En conclusion, les solutions sont à portée de main. Elles passent par une combinaison, variable selon les territoires et les agglomérations, d’électromobilité, de covoiturage et de transports en commun, qu’il s’agisse du rail là où cela est possible ou de lignes de car express à haute fréquence. A cette combinaison peut s’ajouter une composante mobilités douces (vélo) et télétravail si celui-ci tend à se développer. Ce qui est sûr, c’est que cette politique implique une claire répartition des tâches entre le national et le local, ainsi qu’une forte coopération entre les collectivités locales concernées. Le gouvernement et le législateur peuvent et doivent fixer des règles communes, mettre en place des mesures d’accompagnement pour les ménages les plus vulnérables et favoriser la construction des solutions. Mais ils ne peuvent et ne doivent pas tout faire, ni même porter l’entière responsabilité juridique de l’action publique : les solutions les plus appropriées ne peuvent se définir qu’au niveau local, en fonction des singularités et des besoins de chaque agglomération et chaque agglomération doit, pour cela, faire l’inventaire précis et documenté de ses besoins. D’une manière plus générale, la transition écologique nécessite un fort investissement des territoires. Ceux-ci sont légitimes à demander le soutien de la collectivité nationale, mais ils ne sauraient se dédouaner systématiquement de leurs responsabilités à chaque fois que pointe un risque de mécontentement des populations. La décentralisation a un prix, celui de la responsabilité. Et un bénéfice : celui de la pertinence.

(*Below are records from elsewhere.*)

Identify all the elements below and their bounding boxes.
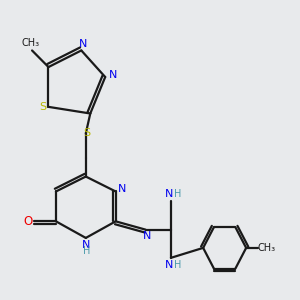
- Text: S: S: [40, 102, 47, 112]
- Text: N: N: [109, 70, 117, 80]
- Text: CH₃: CH₃: [22, 38, 40, 48]
- Text: N: N: [82, 240, 91, 250]
- Text: N: N: [143, 231, 151, 241]
- Text: CH₃: CH₃: [258, 243, 276, 253]
- Text: N: N: [79, 39, 87, 49]
- Text: H: H: [174, 189, 181, 199]
- Text: H: H: [83, 245, 90, 256]
- Text: N: N: [118, 184, 126, 194]
- Text: O: O: [23, 215, 32, 228]
- Text: S: S: [84, 128, 91, 138]
- Text: N: N: [165, 189, 174, 199]
- Text: N: N: [165, 260, 174, 270]
- Text: H: H: [174, 260, 181, 270]
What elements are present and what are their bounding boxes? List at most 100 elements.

[1] Une proposition de loi similaire a été déposée au Sénat par Jean-Louis Masson (non inscrit). L’exposé des motifs en reprend mot pour mot celui des députés RN !

[2] Cette évaluation a fait l’objet de critiques. Voir notamment Jean Coldefy, Mobilités : changer de modèle, Publishroom Factory, 2022, pp. 119 et sq.

[3] En chimie, un élément précurseur est un composé participant à une réaction.

[4] Des recherches ont révélé que des taux élevés de particules fines, d’oxyde d’azote et dans une moindre mesure d’ozone étaient associés à une augmentation des taux sanguins d’insuline et des indices de sécrétion d’insuline et de résistance à l’insuline. 

[5] Deguen S, Petit C, Delbarre A, Kihal W, Padilla C, Benmarhnia T, et al. (2015) « Neighbourhood Characteristics and Long-Term Air Pollution Levels Modify the Association between the Short-Term Nitrogen Dioxide Concentrations and All-Cause Mortality in Paris ». PLoS ONE 10(7): e0131463. https://doi.org/10.1371/journal.pone.0131463

[6] L’exposome se définit comme la totalité des expositions auxquelles un individu est soumis de la conception à la mort.

[7] Sur les co-bénéfices des politiques climatiques, voir Patrice Geoffron et Benoît Leguet, « Co-bénéfices environnementaux et sanitaires de l’action publique », Terra Nova, mai 2020 : https://tnova.fr/ecologie/transition-energetique/co-benefices-environnementaux-et-sanitaires-de-laction-publique-its-also-the-economy-stupid/

[8] Voir la synthèse sur ces questions : « Le rôle des instruments économiques dans la lutte contre la pollution de l’air », Trésor-Eco, n° 256, Février 2020. Voir également les travaux réguliers du Sénat, dont : « Lutte contre la pollution de l’air : au-delà du risque contentieux, une urgence sanitaire », Rapport d’information n° 412, 2018.

[9] La liste des agglomérations et des communes concernées à l’intérieur de chaque agglomération a été précisée par un arrêté ministériel du 22 décembre 2021.

[10] Pour la petite histoire, certains maires ont d’ores et déjà demandé une dérogation pour leur agglomération. Louis Alliot, maire RN de Perpignan, a écrit en ce sens à la Première ministre.

[11] 11,4 ans selon R.L. Polk et allii, Average Age of Vehicles on the Road Remains Steady at 11.4 years, According to IHS Automotive, available at http://press.ihs.com/news_releases/automotive as of May 26, 2015.

[12] J. Coldefy, op. cit., pp. 141 et sq.

[13] Ibid.

[14] J. Coldefy, op. cit. pp. 150–152.

[15] L’ensemble de ces données sont issues de l’évaluation réalisée par France Mobilités 2020, citées par J. Coldefy, op. cit., p. 150.